The International Monetary Fund (IMF) concluded the first-ever meeting of its High Level Advisory Group on FinTech today, a group that features a significant contingent of senior-level blockchain executives.
In total, 14 participants attended a panel leading up to a closed-door session with IMF managing director Christine Lagarde, seven of whom represented companies in the blockchain industry.
Attendees included Jeremy Allaire, CEO of Circle, Jill Carlson, head of market strategy at Chain, Chris Church, chief business development officer at Digital Asset, and Ryan Zagone, director of regulatory relations at Ripple, among others.
While the meeting itself wasn’t public, the panel was both streamed by the IMF and live-tweeted, marking what panelist Alex Tapscott, author of “Blockchain Revolution”, described to CoinDesk as a shift in the way global policy should be determined going forward.
Unlike the Bretton Woods agreements that pegged the price of global currencies to gold, Tapscott noted today’s meeting wasn’t held exclusively in “smoky, wood-paneled chambers between global elites”.
Tapscott told CoinDesk:
“There’s a convening power that the IMF has, and I think they should bring together central bank governors. But also, the process should be transparent and it should be inclusive and that people from outside of central banking should be able to provide their input on what needs to be done.”
Initially announced in March, the advisory group also consists of members from the blockchain industry including Chris Larsen, the executive chairman of Ripple, Adam Ludwin from Chain, Blythe Masters from Digital Asset, Patrick Murck from the Harvard Berkman Klein Center, and Marco Santori, partner at Cooley LLP.
Tapscott described the overall attitude of the meeting as “very positive”, estimating 80% of the conversation focused on blockchain, while 15% centered on machine learning and 5% covered other technologies.
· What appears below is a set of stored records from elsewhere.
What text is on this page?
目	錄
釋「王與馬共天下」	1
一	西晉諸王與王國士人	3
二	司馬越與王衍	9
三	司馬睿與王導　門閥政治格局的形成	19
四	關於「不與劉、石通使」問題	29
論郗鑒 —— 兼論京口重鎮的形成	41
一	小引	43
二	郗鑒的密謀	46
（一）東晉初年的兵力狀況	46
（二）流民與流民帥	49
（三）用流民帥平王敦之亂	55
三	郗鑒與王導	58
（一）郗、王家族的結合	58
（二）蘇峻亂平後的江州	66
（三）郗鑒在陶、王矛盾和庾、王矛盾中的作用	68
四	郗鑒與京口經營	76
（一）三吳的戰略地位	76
Additional participants included Tao Zhang, deputy managing director of the IMF and former deputy governor of the People’s Bank of China, Carolyn Wilkins, senior deputy governor at the Bank of Canada, Long Chen, chief strategy officer of Alibaba’s Ant Financial Services and Robert Garrison, the DTCC’s CIO, among others.
Collectively, the group has been tasked to work with the IMF’s Interdepartmental Working Group on Finance and Technology, established in 2016 to study the economic and regulatory implications of blockchain and other developments in financial technology.
“This is not a blockchain group, per se,” said Tapscott. “It is a fintech group, and yet a majority of people who are on this board are actually from the world of blockchain.”
‘Nothing to see’
Following a series of meetings throughout the day, Chain’s Jill Carlson described the conversation as more of a dialogue than a question-and-answer session.
She added in general terms that the meeting attendees looked at regulatory structures they might want to explore with the IMF, central banks and international financial institutions.
In addition to discussing the benefits of the technology should the IMF and others decide to embrace blockchain, Carlson said they also weighed the risks its wider use could bring.
Though Carson refrained from going into too many details about the specific items discussed, she said “there’s not much happening behind the scenes to see”.
“It’s looking to be transparent and really act in the spirit of the technology, which is democratizing financial services.”
IMF and the blockchain
Yet, the meeting is notable as the IMF’s willingness to explore the largely experimental technology comes amid a turbulent time for the global economy.
Yesterday, the IMF released its World Economic Outlook, in which it forecast a global economy that is “gaining momentum – for now”, but also expressed concern over the potential negative implications of increasingly nationalistic behaviors.
It is against that backdrop that the IMF has taken an increasingly public stance regarding blockchain.
Last January, the IMF published a paper supporting pro-cryptocurrency regulation, and earlier this year, it co-hosted a blockchain seminar with Dubai’s Ministry of Finance focused on blockchain and digital currencies.
Piece or the pie?
Still, according to Tapscott, the lion’s share of blockchain companies on the IMF’s financial technology advisory group is evidence of a shift in the perception of blockchain.
Whereas blockchain was previously viewed as a subset of fintech, Tapscott argues that innovators from industries including artificial intelligence, virtual reality, social media and cloud now see blockchain as the “transaction infrastructure” that could tie all this tech together.
“It’s this much larger technology that, in addition to being the basis for a lot of the innovation that I think will happen in financial services, is also something that could change basically every industry in the world.”